Google filed a lawsuit against an alleged Chinese cybercrime network called Outsider Enterprise, claiming it used Gemini to help build scam websites at scale. The operation reportedly sent millions of messages and targeted hundreds of thousands of smartphone users with phishing pages impersonating mobile carriers and other services. The case highlights how generative AI can lower the cost of cybercrime while raising pressure on AI providers to police misuse.
Former xAI engineer Devin Kim is suing xAI and SpaceX, alleging retaliation after he repeatedly raised safety concerns about Grok. The complaint says Kim warned about discrimination, harmful content, weapons-related risks, and alleged resistance to safety testing around Grok Code 1. The lawsuit arrives days before SpaceX’s expected IPO; xAI and SpaceX did not immediately respond to TechCrunch’s requests for comment.
A group of independent musicians has filed a lawsuit against Google, claiming it illegally used their YouTube-uploaded songs to train its Lyria 3 music AI model. Google has responded to the suit but refuses to openly confirm or deny whether YouTube content is used as training data. The case raises urgent questions about creator rights and consent when platform uploads become AI fuel.

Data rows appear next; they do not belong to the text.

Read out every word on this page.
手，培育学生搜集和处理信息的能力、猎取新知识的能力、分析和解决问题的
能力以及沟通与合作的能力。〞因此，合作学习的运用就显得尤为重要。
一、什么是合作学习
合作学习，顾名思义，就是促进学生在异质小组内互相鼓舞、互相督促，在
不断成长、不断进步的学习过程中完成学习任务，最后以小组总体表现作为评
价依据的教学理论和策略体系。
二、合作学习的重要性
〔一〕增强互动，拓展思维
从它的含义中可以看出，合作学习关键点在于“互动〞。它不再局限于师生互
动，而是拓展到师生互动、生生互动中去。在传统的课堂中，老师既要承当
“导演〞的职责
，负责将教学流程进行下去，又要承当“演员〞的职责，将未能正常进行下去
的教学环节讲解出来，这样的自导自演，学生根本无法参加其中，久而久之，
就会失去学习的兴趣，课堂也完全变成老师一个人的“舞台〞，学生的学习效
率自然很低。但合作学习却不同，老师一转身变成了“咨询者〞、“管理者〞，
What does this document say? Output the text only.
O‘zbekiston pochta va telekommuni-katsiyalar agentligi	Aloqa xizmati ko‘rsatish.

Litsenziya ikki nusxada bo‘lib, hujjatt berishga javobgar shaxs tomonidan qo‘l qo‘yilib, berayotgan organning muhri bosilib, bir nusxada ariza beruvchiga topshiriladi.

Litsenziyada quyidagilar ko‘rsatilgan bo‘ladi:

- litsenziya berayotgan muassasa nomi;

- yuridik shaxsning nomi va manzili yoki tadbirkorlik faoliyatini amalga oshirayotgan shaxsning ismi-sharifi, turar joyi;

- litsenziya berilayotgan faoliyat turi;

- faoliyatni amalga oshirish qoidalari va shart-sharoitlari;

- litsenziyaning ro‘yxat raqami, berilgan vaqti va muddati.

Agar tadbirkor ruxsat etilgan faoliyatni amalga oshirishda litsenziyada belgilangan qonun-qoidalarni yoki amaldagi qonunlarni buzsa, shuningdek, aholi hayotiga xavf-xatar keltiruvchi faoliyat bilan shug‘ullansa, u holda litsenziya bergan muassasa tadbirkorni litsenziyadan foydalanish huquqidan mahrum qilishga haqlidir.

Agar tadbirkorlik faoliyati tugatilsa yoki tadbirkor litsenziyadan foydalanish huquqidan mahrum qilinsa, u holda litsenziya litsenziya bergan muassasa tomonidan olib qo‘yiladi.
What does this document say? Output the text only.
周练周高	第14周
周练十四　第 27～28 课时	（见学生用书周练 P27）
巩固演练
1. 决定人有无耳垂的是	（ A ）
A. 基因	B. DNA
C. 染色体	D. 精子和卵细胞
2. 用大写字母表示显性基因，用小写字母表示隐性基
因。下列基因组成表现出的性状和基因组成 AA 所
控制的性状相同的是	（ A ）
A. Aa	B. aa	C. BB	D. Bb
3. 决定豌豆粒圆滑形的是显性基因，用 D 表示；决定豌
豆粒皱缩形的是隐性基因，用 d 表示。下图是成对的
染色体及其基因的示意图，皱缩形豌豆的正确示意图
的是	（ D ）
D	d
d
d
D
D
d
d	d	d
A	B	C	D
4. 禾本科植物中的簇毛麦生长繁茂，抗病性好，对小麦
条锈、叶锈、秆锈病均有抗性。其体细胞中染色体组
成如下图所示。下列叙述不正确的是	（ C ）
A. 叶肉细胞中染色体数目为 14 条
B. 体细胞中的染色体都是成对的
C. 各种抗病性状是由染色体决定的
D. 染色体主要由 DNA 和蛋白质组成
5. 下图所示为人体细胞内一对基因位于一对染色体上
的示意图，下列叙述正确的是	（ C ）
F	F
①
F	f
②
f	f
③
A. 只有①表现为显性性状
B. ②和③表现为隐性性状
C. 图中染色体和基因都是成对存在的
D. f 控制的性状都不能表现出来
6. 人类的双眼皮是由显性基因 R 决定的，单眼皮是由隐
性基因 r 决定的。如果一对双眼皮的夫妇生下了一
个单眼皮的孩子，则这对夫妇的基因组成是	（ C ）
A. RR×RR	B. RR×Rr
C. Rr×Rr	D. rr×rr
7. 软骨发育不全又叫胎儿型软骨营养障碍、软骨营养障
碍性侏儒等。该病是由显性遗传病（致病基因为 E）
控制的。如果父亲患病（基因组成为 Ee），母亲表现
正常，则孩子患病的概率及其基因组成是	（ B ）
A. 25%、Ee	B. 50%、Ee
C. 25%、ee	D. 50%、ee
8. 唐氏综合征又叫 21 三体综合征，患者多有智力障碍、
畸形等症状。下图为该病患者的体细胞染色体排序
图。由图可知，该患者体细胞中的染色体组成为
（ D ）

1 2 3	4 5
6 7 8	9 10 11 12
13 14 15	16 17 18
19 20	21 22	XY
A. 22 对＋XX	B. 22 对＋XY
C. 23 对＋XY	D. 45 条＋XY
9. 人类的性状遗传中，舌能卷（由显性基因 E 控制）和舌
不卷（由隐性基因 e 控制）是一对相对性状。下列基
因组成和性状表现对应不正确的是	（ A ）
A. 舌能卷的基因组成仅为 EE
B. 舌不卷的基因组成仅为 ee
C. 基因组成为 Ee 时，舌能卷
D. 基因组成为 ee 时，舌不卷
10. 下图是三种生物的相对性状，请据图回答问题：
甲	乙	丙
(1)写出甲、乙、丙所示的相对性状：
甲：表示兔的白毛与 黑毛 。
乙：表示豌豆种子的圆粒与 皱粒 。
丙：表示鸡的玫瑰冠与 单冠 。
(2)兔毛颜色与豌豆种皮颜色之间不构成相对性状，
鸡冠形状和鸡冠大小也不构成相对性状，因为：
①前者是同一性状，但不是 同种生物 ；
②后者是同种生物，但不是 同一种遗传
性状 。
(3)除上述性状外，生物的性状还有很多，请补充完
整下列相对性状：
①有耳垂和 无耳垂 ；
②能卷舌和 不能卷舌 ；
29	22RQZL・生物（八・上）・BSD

Florida has sued OpenAI and Sam Altman in a lawsuit described as the first of its kind. The case partially centers on a shooting at Florida State University last year and ChatGPT's alleged role in the incident. The provided excerpt does not specify the legal claims, requested remedies, or OpenAI's response.
Florida sued OpenAI and CEO Sam Altman over multiple murders described as linked to ChatGPT. The state's attorney general accused Altman of an "utter disregard" for human lives. The provided excerpt does not identify the cases, explain the alleged causal links, specify the legal claims, or include OpenAI's response, so the allegations require further clarification.
A startup is facing legal trouble over allegations that robot testing damaged an Airbnb property. The lawsuit seeks $12,000 from the company, according to the provided article summary. The available excerpt does not identify the startup, describe the robot, detail the alleged damage, or state whether a court has ruled on the claim.